In games, “Mod” is an abbreviation of “Modification,” meaning correction, alteration, and so on. It refers to secondary creation that arbitrarily adds various elements to an officially distributed game or transforms existing ones. From early arcade game rooms to today’s internet-based gaming communities, such modding has established itself as a culture of playing games from outside the game.

Many gamers who desire the richness of gameplay itself or a certain kind of heterogeneity create mods themselves, expanding the narratives of existing games or varying their internal systems, transforming the given game into something entirely different. In addition, as mods are shared through the web, they also open up opportunities to share another kind of common experience outside the game.
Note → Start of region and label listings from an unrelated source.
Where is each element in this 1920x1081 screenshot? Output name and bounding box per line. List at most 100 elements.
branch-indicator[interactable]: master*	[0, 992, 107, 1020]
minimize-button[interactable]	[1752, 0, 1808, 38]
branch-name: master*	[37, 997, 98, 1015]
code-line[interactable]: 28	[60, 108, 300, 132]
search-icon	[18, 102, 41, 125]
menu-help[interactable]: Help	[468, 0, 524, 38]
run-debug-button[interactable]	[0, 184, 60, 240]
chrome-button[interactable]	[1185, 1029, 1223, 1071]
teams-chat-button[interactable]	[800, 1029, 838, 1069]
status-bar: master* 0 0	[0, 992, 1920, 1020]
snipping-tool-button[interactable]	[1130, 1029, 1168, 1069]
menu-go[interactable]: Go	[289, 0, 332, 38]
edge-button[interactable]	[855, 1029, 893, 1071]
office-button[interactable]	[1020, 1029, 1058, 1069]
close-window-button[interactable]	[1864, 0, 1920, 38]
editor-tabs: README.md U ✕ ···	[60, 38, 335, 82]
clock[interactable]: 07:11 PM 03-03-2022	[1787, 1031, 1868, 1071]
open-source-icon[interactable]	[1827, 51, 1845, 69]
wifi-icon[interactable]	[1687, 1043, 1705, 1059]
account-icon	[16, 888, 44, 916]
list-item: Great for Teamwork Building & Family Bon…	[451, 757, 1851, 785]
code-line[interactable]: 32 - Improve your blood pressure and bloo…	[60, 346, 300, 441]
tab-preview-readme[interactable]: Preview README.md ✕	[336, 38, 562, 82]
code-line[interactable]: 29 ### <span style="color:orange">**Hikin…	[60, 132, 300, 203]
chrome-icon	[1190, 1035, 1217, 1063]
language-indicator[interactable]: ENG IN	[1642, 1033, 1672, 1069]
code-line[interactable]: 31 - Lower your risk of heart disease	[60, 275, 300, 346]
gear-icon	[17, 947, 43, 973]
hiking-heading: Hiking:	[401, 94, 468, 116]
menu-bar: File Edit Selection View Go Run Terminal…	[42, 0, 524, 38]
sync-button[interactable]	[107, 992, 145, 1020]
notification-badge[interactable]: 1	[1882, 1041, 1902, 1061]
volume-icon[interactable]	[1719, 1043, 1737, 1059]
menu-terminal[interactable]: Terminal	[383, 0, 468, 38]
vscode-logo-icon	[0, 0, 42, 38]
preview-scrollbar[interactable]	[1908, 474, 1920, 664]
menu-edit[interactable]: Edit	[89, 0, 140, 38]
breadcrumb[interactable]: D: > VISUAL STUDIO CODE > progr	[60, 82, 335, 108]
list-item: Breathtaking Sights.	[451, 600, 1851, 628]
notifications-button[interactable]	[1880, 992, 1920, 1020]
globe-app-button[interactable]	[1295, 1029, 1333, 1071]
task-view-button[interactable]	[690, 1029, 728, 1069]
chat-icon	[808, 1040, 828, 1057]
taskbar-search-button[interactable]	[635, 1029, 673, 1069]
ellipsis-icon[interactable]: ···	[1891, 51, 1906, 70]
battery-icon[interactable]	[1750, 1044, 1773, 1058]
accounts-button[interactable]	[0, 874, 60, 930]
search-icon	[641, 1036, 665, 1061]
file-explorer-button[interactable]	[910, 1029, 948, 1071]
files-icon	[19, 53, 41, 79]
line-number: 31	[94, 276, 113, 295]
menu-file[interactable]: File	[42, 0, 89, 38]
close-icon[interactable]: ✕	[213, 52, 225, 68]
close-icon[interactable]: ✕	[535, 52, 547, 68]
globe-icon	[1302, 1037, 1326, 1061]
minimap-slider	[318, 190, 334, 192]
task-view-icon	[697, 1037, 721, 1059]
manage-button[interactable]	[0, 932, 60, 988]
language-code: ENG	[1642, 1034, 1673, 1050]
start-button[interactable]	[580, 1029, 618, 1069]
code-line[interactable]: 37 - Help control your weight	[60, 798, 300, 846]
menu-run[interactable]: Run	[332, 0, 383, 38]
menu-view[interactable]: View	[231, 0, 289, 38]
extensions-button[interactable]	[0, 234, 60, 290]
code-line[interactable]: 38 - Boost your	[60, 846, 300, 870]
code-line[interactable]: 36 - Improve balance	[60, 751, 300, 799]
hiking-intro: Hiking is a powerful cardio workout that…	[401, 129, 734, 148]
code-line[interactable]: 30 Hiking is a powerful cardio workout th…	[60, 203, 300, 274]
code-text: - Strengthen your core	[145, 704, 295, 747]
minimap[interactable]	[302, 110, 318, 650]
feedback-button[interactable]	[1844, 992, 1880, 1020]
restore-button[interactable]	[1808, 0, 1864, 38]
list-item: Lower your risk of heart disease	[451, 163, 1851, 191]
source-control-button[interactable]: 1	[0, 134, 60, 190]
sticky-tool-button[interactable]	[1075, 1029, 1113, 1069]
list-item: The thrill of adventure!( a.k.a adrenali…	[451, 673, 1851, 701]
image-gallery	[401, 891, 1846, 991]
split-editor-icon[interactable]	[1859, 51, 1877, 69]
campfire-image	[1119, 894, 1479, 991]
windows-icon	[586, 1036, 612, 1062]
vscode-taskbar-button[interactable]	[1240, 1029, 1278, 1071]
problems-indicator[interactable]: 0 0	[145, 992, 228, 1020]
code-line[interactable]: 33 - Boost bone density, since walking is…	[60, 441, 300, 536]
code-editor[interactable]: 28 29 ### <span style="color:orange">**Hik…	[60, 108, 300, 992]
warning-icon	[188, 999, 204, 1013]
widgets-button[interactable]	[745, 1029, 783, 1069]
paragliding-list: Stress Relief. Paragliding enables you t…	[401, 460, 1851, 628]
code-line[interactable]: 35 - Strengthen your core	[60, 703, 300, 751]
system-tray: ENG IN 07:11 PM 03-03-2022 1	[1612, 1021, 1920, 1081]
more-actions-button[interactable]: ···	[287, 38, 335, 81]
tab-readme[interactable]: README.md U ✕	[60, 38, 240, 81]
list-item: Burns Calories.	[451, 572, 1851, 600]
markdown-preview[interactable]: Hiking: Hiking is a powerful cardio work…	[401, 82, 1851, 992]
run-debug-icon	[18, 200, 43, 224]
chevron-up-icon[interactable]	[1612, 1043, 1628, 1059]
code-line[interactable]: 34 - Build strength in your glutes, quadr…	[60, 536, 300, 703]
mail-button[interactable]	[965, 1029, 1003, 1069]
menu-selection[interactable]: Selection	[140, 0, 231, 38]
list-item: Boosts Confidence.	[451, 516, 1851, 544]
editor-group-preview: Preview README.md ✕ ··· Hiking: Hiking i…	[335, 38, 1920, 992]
Installation view of 《Mods》 © Hapjungjigu

《Mods》 refers to this kind of gaming culture. 《Mods》 began as a movement by five visual art curators who love games more than art, attempting to translate games and all the things surrounding them from the standpoint of gamers, through each of their own perspectives, and to interweave them with issues of visual art.

Within the framework of contemporary visual art, which seems to accept everything but in fact has a firm fence, games have been easily defined as something outside and have been treated by being reduced to images of subculture or issues at the level of technology.

Could it be that the games appearing so frequently in contemporary art were in fact merely being consumed for some kind of purpose? A belated suspicion follows. Perhaps contemporary art itself is the subculture that has long since strayed far from the mainstream?

With this somewhat belated realization, 《Mods》 mods both games and art from both sides. As a kind of modder, the five curators and participants intervened in different layers inside and outside games, unfolding artistic works, artistic research, archiving, and more. Each project becomes a different mod, hacking both games and art in its own way.

Here at Hapjungjigu, we look forward to all kinds of bugs and glitches, various forms of wrong play, and misunderstandings and errors that will be created as the different mods operating together here become entangled with the users who will visit this place.